L’actualité sociale de la semaine : vidéosurveillance, entretien professionnel, agression verbale, durée de la période d’essai
Attention
La réglementation a pu évoluer depuis la publication de cet article. Pensez à vérifier les textes en vigueur.
Durée maximale de la période d’essai
Le Code du travail prévoit des durées maximales de période d’essai qui dépendent de la catégorie professionnelle du salarié : entre 2 et 4 mois, renouvelable sous certaines conditions.
Toutefois un accord de branche conclu avant le 26 juin 2008 et prévoyant des durées de période d’essai plus longues peut s’appliquer. Il faut alors s’assurer que la période d’essai n’est pas déraisonnable.
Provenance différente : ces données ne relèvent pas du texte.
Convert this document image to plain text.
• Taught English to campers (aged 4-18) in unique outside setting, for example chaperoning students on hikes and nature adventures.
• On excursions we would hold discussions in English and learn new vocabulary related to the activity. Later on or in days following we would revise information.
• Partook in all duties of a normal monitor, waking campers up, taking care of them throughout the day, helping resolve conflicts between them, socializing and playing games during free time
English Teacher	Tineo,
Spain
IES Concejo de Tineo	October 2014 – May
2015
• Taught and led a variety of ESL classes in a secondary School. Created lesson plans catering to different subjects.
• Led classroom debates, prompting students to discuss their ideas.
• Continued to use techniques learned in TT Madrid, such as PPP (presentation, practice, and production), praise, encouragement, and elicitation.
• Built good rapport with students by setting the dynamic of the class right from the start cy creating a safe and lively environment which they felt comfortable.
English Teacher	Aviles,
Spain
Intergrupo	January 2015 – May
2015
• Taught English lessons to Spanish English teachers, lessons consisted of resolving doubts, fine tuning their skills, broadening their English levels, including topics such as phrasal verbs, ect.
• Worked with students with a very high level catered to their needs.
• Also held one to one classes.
La Cour de cassation a déjà jugé qu’une période d’essai de 6 mois, renouvelable une fois pour un poste de directeur de magasin était déraisonnable (Cass. soc., 11 janvier 2012, n° 10-17.945).
Dans une affaire récente, la Cour de cassation a rappelé qu’il faut rechercher au regard de la catégorie d’emploi occupée si la durée totale de la période d’essai est raisonnable ou non. Ainsi il n’est pas possible d’affirmer de façon générale qu’une période d’essai de 6 mois est forcément déraisonnable (Cass. soc., 7 juillet 2021, n° 19-22.922).
Vidéosurveillance permanente
La mise en place d’un dispositif de vidéosurveillance dans les locaux de l’entreprise est très encadrée car les salariés ont droit au respect de leur vie privée. Si l’employeur installe un dispositif de vidéosurveillance, celui-ci doit être proportionné à l’objectif poursuivi, par exemple pour des raisons de sécurité et de protection des biens et des personnes. Si l’employeur décide de mettre en permanence son personnel sous vidéosurveillance sans motif valable, il abuse de son pouvoir de direction. Et la Cour de cassation vient de juger qu’une preuve constituée par des enregistrements provenant d’un tel dispositif de vidéosurveillance est inopposable au salarié.
Dans cette affaire, le salarié exerçait seul son activité en cuisine et était soumis à une surveillance constante. Les juges ont déduit que les enregistrements étaient issus d’un dispositif de surveillance attentatoire à la vie personnelle du salarié. La mesure étant disproportionnée au but allégué par l’employeur, les enregistrements n’étaient pas opposables au salarié (Cass. soc., 23 juin 2021, n° 19-13.856).
Entretien professionnel et congé maternité
L’entretien professionnel doit obligatoirement être proposé après certaines absences comme le congé de maternité. Concernant l’absence de proposition d’entretien professionnel à la salariée à l’issue de son congé maternité, la Cour de cassation a reçu une demande d’avis formée par le conseil de prud’hommes de Beauvais. Est-ce que ce manquement de l’employeur aurait pour conséquence d'entraîner la nullité d’un licenciement notifié ultérieurement ?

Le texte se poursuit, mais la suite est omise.